Cavity response to superfluid helium. (a) Measured resonance frequency shifts $\mathrm{\Delta }{\omega }_0/2\pi$ (blue dots, left axis) and loaded quality factor $Q_L$ (green triangles, right axis) as functions of superfluid volume supplied to the cell (bottom axis) and relative bulk helium level $H$ in the reservoir (top axis). Each data point corresponds to an increase in superfluid volume of $\mathrm{\Delta }{V}_{\mathrm{sf}}\sim 2.3{\mathrm{mm}}^3$ and reservoir level $\mathrm{\Delta }H\sim 70\mu \mathrm{m}$. (b) Different filling state corresponding to the different regimes in (a). (c) Frequency shift (blue dots, left axis) and quality factor (green triangles, right axis) as functions of center pin voltage bias $V_{\mathrm{cp}}$ at fixed helium level in the capillary action regime indicated by arrow in (a). Gray dots are frequency shifts extracted from single-shot cavity transmission measurements with $N=80$ such measurements per voltage bias point $V_{\mathrm{cp}}$. The blue data points are averages over the single-shot measurements at each point.

Figure 3

Detection of a trapped electron ensemble on superfluid helium in a cavity transmission experiment. (a) Normalized transmitted power through the cavity as a function of center pin trap voltage $V_{\mathrm{cp}}$. (b) Normalized transmission spectra at $V_{\mathrm{cp}}=+0.91$ and $+2.8\mathrm{V}$, showing a shift in resonance frequency and a reduction in transmitted power at the bias points indicated by the dashed vertical lines in (a). Solid red lines are fits to Lorentzians. (c) Resonance frequency and (d) loaded quality factor as functions of trap bias in the presence (blue) and absence (red) of an electron ensemble. In panels (a)–(d), electrons are first loaded into the cavity mode volume at an initial bias of $V_{\mathrm{cp}}=+3\mathrm{V}$ and a fixed helium level in the capillary regime with an uncharged shift of $\mathrm{\Delta }{\omega }_0/2\pi =-7.58\mathrm{MHz}$ and a reservoir level of $H\simeq 4\mathrm{mm}$. The blue line shows the trap voltage being swept from $+3$ to $-1\mathrm{V}$ and back in 4 mV steps, eventually depleting the trap region, while the red line shows the same sweep for an empty trap.

Figure 4

Measured cavity frequency shifts as a function of trap voltage bias $V_{\mathrm{cp}}$. Colors indicate consecutive cycles of the voltage sweep.
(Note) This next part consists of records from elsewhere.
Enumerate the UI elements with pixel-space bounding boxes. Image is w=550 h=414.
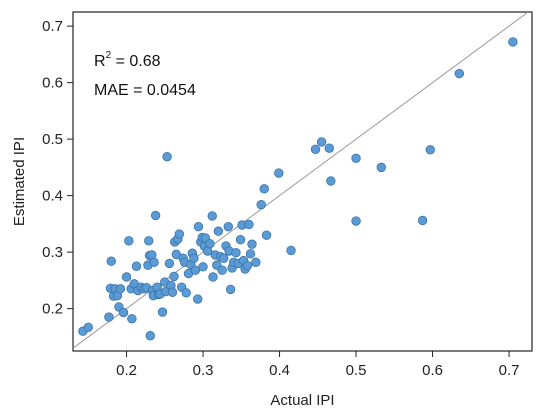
y-axis-title: Estimated IPI (11, 137, 28, 226)
data-point (106, 256, 116, 266)
y-tick-label: 0.4 (42, 188, 63, 205)
data-point (124, 236, 134, 246)
data-point (417, 215, 428, 226)
x-tick-label: 0.4 (269, 362, 290, 379)
data-point (351, 216, 361, 226)
data-point (83, 322, 94, 332)
data-point (115, 284, 126, 294)
data-point (245, 249, 256, 259)
data-point (144, 236, 154, 246)
data-point (274, 168, 284, 178)
y-tick-label: 0.5 (42, 131, 63, 148)
y-tick-label: 0.3 (42, 244, 63, 261)
x-axis: 0.2 0.3 0.4 0.5 0.6 0.7 (116, 351, 519, 379)
data-point (508, 37, 518, 47)
data-point (174, 229, 185, 239)
x-tick-label: 0.3 (193, 362, 214, 379)
data-point (181, 288, 191, 298)
data-point (167, 287, 178, 297)
data-point (145, 331, 155, 341)
r2-annotation: R2 = 0.68 (94, 50, 161, 70)
data-point (425, 145, 435, 155)
data-point (171, 249, 181, 260)
data-point (244, 219, 254, 230)
data-point (121, 272, 132, 282)
data-point (454, 68, 465, 79)
data-point (198, 262, 208, 272)
x-tick-label: 0.2 (116, 362, 137, 379)
data-point (251, 257, 261, 267)
data-point (219, 253, 229, 264)
data-point (259, 184, 269, 194)
data-point (190, 265, 201, 275)
data-point (118, 307, 129, 318)
data-point (157, 307, 168, 317)
data-point (261, 230, 272, 240)
data-point (351, 153, 361, 164)
data-point (242, 260, 253, 271)
data-point (316, 137, 327, 147)
x-tick-label: 0.6 (422, 362, 443, 379)
data-point (192, 294, 203, 304)
x-tick-label: 0.7 (499, 362, 520, 379)
data-point (149, 257, 159, 267)
data-point (131, 261, 142, 271)
data-point (326, 176, 336, 186)
data-point (231, 247, 241, 258)
r2-value: = 0.68 (111, 53, 160, 70)
data-point (247, 239, 257, 249)
r2-superscript: 2 (106, 50, 112, 61)
data-point (127, 314, 137, 324)
data-point (376, 162, 386, 173)
data-point (235, 234, 246, 245)
data-point (256, 199, 266, 210)
data-point (207, 211, 217, 221)
plot-frame (72, 11, 533, 352)
data-point (162, 151, 172, 162)
data-point (286, 245, 296, 256)
data-point (164, 258, 175, 269)
data-point (310, 144, 321, 154)
data-point (169, 271, 179, 282)
x-tick-label: 0.5 (346, 362, 367, 379)
y-tick-label: 0.7 (42, 18, 63, 35)
data-point (324, 143, 334, 153)
y-tick-label: 0.2 (42, 301, 63, 318)
data-point (213, 226, 224, 236)
data-point (193, 221, 204, 232)
r2-prefix: R (94, 53, 106, 70)
data-point (189, 253, 199, 264)
mae-annotation: MAE = 0.0454 (94, 82, 196, 99)
data-point (223, 221, 233, 232)
data-point (208, 272, 218, 282)
data-points (78, 37, 518, 341)
y-tick-label: 0.6 (42, 75, 63, 92)
data-point (104, 312, 114, 322)
data-point (150, 210, 161, 221)
y-axis: 0.2 0.3 0.4 0.5 0.6 0.7 (42, 18, 73, 318)
x-axis-title: Actual IPI (270, 392, 334, 409)
data-point (205, 238, 215, 249)
data-point (225, 284, 236, 295)
data-point (217, 265, 227, 275)
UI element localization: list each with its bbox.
In each cycle $V_{\mathrm{cp}}$ is decreased (arrows) until electrons are irreversibly lost from the trap and then increased to the initial value of 3.0 V. Gray dashed lines in the background show frequency shifts predicted by molecular dynamics simulation. For each of the four isoelectron number curves the number of electrons in the simulation is depicted to the left. A red dotted line indicates modeled electron loss with respect to a leak voltage of (530) mV. The isoelectron number curves from the experiment terminate within a small neighborhood of this loss frontier.